Enhanced optical luminescence in ZnO nanostructures following O 1s to p$_{z}$ excitation

Room temperature ultraviolet ($\sim $385 nm) lasing in ZnO nanostructures has recently been demonstrated.$^{1}$ This phenomenon is thought to arise from the natural cavity formed by the wurtzite nanostructure and its faceted ends. X-ray excited optical luminescence (XEOL) provides the capability to determine the nature of the sites responsible for producing low energy (1-6 eV) fluorescence. We will present XEOL excitation curves taken at the Zn L and O K edge obtained using both the defect ($\sim $510 nm) and bandgap ($\sim $370 nm) transitions as signals.
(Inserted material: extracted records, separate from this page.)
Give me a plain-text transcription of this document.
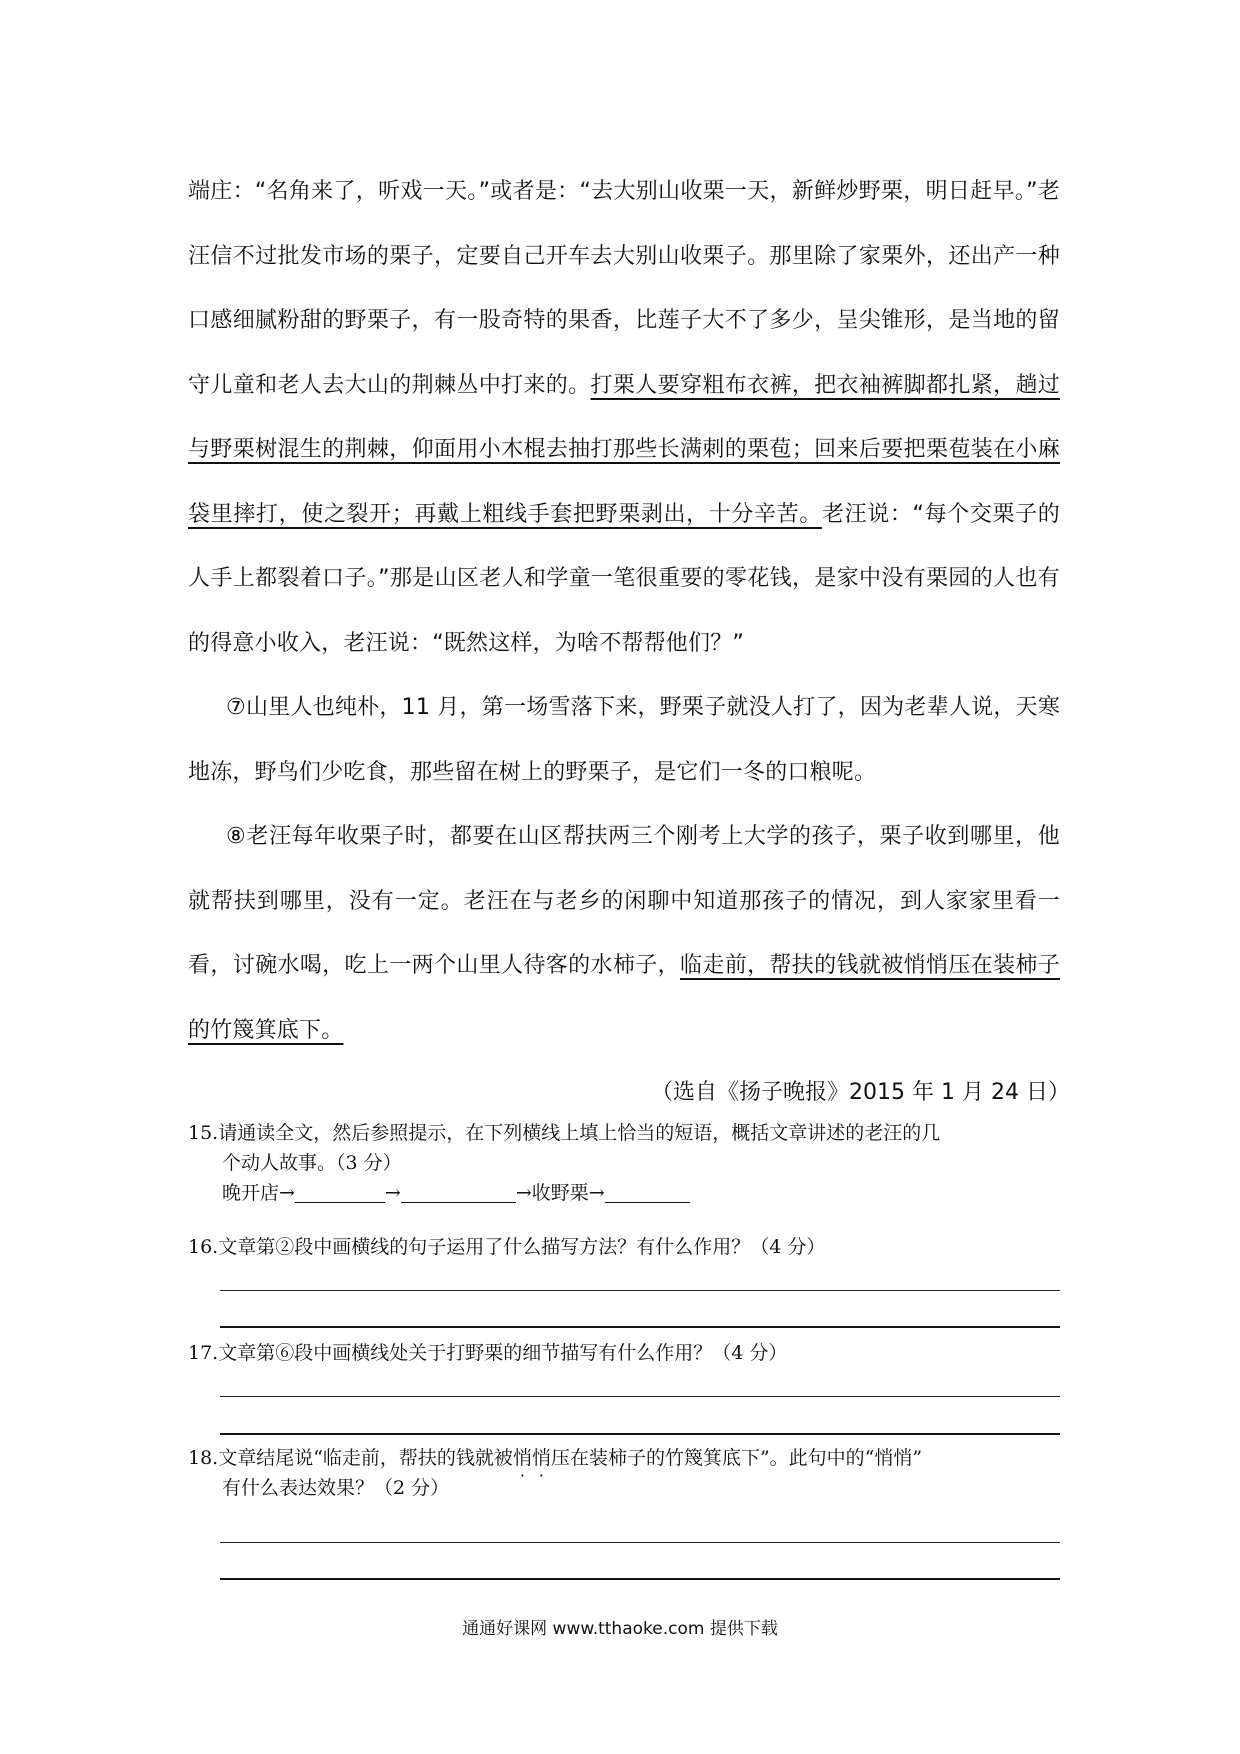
端庄：“名角来了，听戏一天。”或者是：“去大别山收栗一天，新鲜炒野栗，明日赶早。”老汪信不过批发市场的栗子，定要自己开车去大别山收栗子。那里除了家栗外，还出产一种口感细腻粉甜的野栗子，有一股奇特的果香，比莲子大不了多少，呈尖锥形，是当地的留守儿童和老人去大山的荆棘丛中打来的。打栗人要穿粗布衣裤，把衣袖裤脚都扎紧，趟过与野栗树混生的荆棘，仰面用小木棍去抽打那些长满刺的栗苞；回来后要把栗苞装在小麻袋里摔打，使之裂开；再戴上粗线手套把野栗剥出，十分辛苦。老汪说：“每个交栗子的人手上都裂着口子。”那是山区老人和学童一笔很重要的零花钱，是家中没有栗园的人也有的得意小收入，老汪说：“既然这样，为啥不帮帮他们？”

⑦山里人也纯朴，11 月，第一场雪落下来，野栗子就没人打了，因为老辈人说，天寒地冻，野鸟们少吃食，那些留在树上的野栗子，是它们一冬的口粮呢。

⑧老汪每年收栗子时，都要在山区帮扶两三个刚考上大学的孩子，栗子收到哪里，他就帮扶到哪里，没有一定。老汪在与老乡的闲聊中知道那孩子的情况，到人家家里看一看，讨碗水喝，吃上一两个山里人待客的水柿子，临走前，帮扶的钱就被悄悄压在装柿子的竹篾箕底下。

（选自《扬子晚报》2015 年 1 月 24 日）
15.请通读全文，然后参照提示，在下列横线上填上恰当的短语，概括文章讲述的老汪的几
个动人故事。（3 分）
晚开店→	→	→收野栗→
16.文章第②段中画横线的句子运用了什么描写方法？有什么作用？（4 分）
17.文章第⑥段中画横线处关于打野栗的细节描写有什么作用？（4 分）
18.文章结尾说“临走前，帮扶的钱就被悄悄压在装柿子的竹篾箕底下”。此句中的“悄悄”
有什么表达效果？（2 分）
通通好课网 www.tthaoke.com 提供下载
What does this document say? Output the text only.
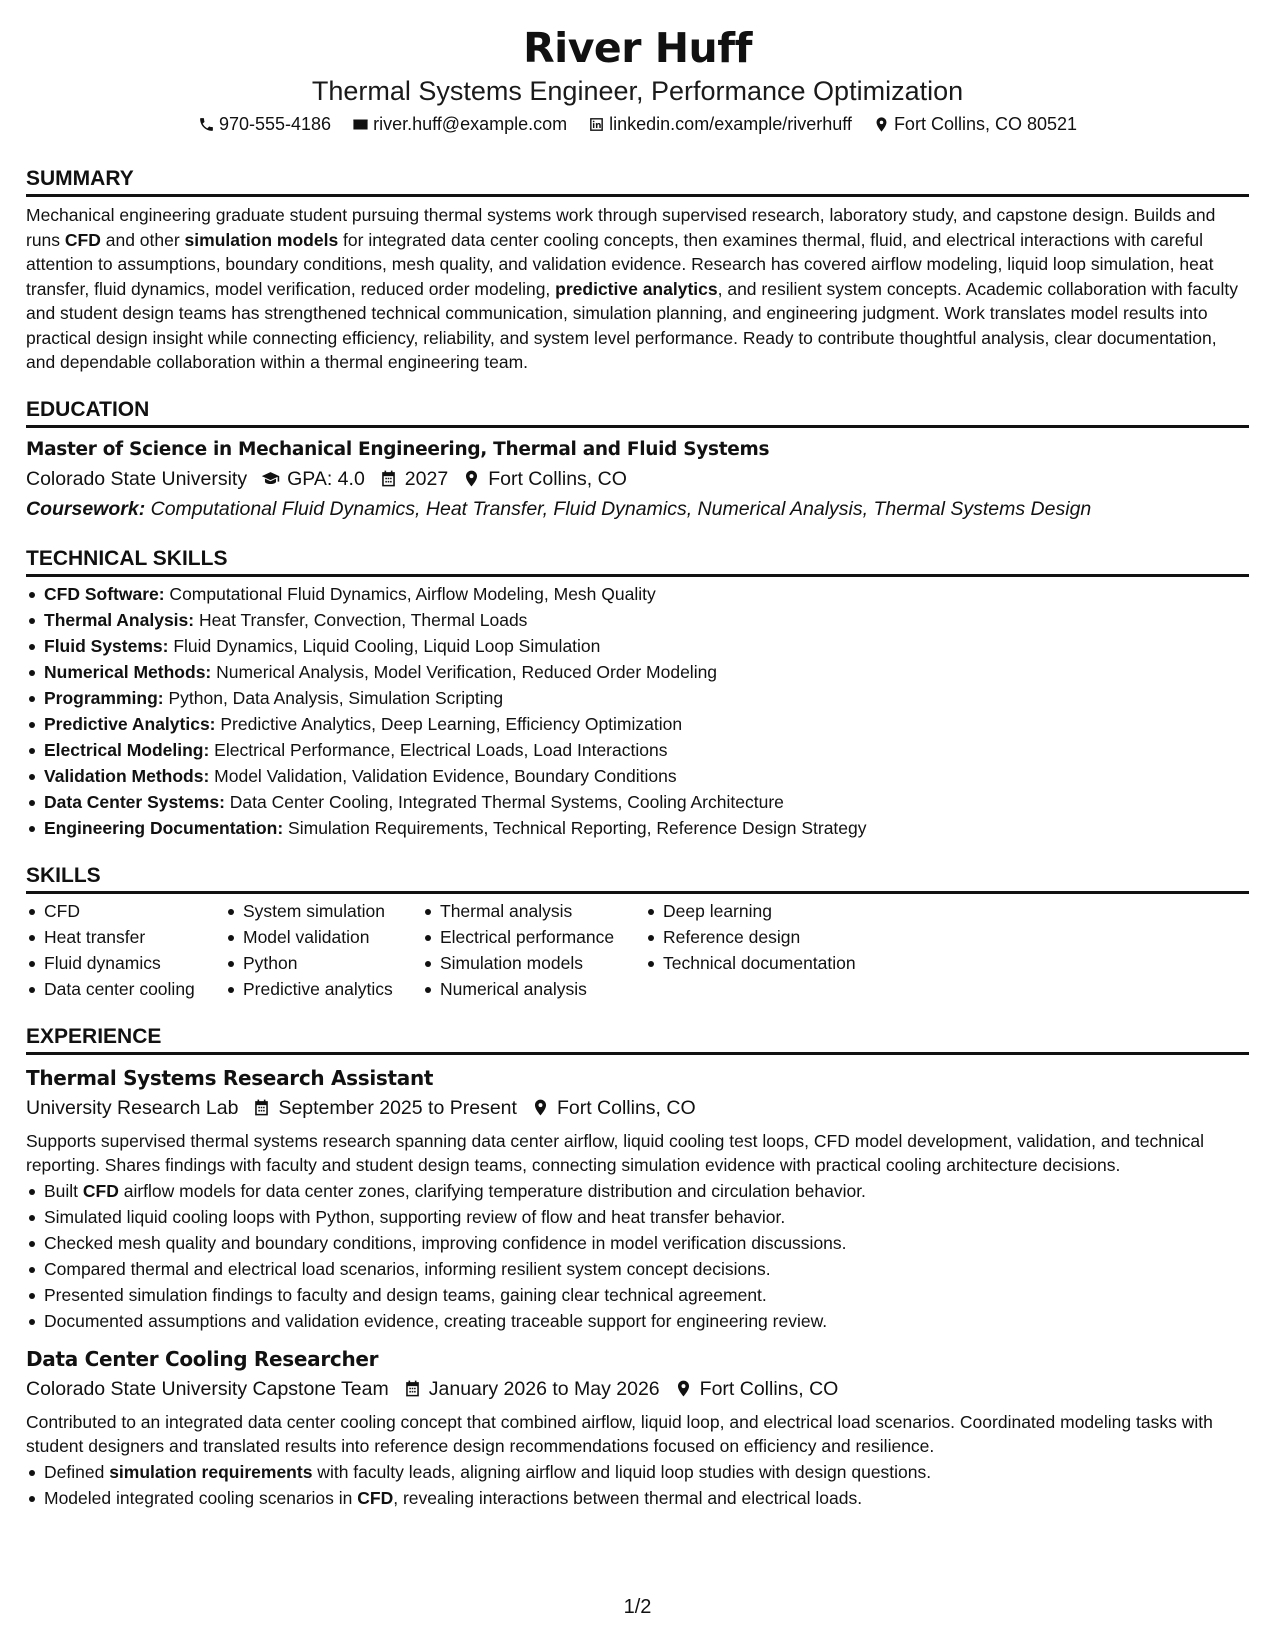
River Huff
Thermal Systems Engineer, Performance Optimization
970-555-4186
river.huff@example.com
linkedin.com/example/riverhuff
Fort Collins, CO 80521
SUMMARY

Mechanical engineering graduate student pursuing thermal systems work through supervised research, laboratory study, and capstone design. Builds and runs CFD and other simulation models for integrated data center cooling concepts, then examines thermal, fluid, and electrical interactions with careful attention to assumptions, boundary conditions, mesh quality, and validation evidence. Research has covered airflow modeling, liquid loop simulation, heat transfer, fluid dynamics, model verification, reduced order modeling, predictive analytics, and resilient system concepts. Academic collaboration with faculty and student design teams has strengthened technical communication, simulation planning, and engineering judgment. Work translates model results into practical design insight while connecting efficiency, reliability, and system level performance. Ready to contribute thoughtful analysis, clear documentation, and dependable collaboration within a thermal engineering team.

EDUCATION
Master of Science in Mechanical Engineering, Thermal and Fluid Systems
Colorado State University GPA: 4.0 2027 Fort Collins, CO
Coursework: Computational Fluid Dynamics, Heat Transfer, Fluid Dynamics, Numerical Analysis, Thermal Systems Design
TECHNICAL SKILLS
CFD Software: Computational Fluid Dynamics, Airflow Modeling, Mesh Quality
Thermal Analysis: Heat Transfer, Convection, Thermal Loads
Fluid Systems: Fluid Dynamics, Liquid Cooling, Liquid Loop Simulation
Numerical Methods: Numerical Analysis, Model Verification, Reduced Order Modeling
Programming: Python, Data Analysis, Simulation Scripting
Predictive Analytics: Predictive Analytics, Deep Learning, Efficiency Optimization
Electrical Modeling: Electrical Performance, Electrical Loads, Load Interactions
Validation Methods: Model Validation, Validation Evidence, Boundary Conditions
Data Center Systems: Data Center Cooling, Integrated Thermal Systems, Cooling Architecture
Engineering Documentation: Simulation Requirements, Technical Reporting, Reference Design Strategy
SKILLS
CFD
Heat transfer
Fluid dynamics
Data center cooling
System simulation
Model validation
Python
Predictive analytics
Thermal analysis
Electrical performance
Simulation models
Numerical analysis
Deep learning
Reference design
Technical documentation
EXPERIENCE
Thermal Systems Research Assistant
University Research Lab September 2025 to Present Fort Collins, CO

Supports supervised thermal systems research spanning data center airflow, liquid cooling test loops, CFD model development, validation, and technical reporting. Shares findings with faculty and student design teams, connecting simulation evidence with practical cooling architecture decisions.

Built CFD airflow models for data center zones, clarifying temperature distribution and circulation behavior.
Simulated liquid cooling loops with Python, supporting review of flow and heat transfer behavior.
Checked mesh quality and boundary conditions, improving confidence in model verification discussions.
Compared thermal and electrical load scenarios, informing resilient system concept decisions.
Presented simulation findings to faculty and design teams, gaining clear technical agreement.
Documented assumptions and validation evidence, creating traceable support for engineering review.
Data Center Cooling Researcher
Colorado State University Capstone Team January 2026 to May 2026 Fort Collins, CO

Contributed to an integrated data center cooling concept that combined airflow, liquid loop, and electrical load scenarios. Coordinated modeling tasks with student designers and translated results into reference design recommendations focused on efficiency and resilience.

Defined simulation requirements with faculty leads, aligning airflow and liquid loop studies with design questions.
Modeled integrated cooling scenarios in CFD, revealing interactions between thermal and electrical loads.
1/2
Results obtained at the Zn L edge resemble the x-ray absorption curve of the nanostructure. However, striking differences are observed at the O K edge. Excitation to states of p$_{z}$ symmetry (along the c axis) leads to enhanced luminescence while excitation to p$_{x,y}$ states (lying in the basal plane) decreases the yield. We interpret this phenomenon as resulting from the lower probability of quenching by near surface defects for states excited along the c-axis as opposed to those excited perpendicular to it. 1. M.H. Huang, \textit{et al}., Science \textbf{292}, 1897 (2001).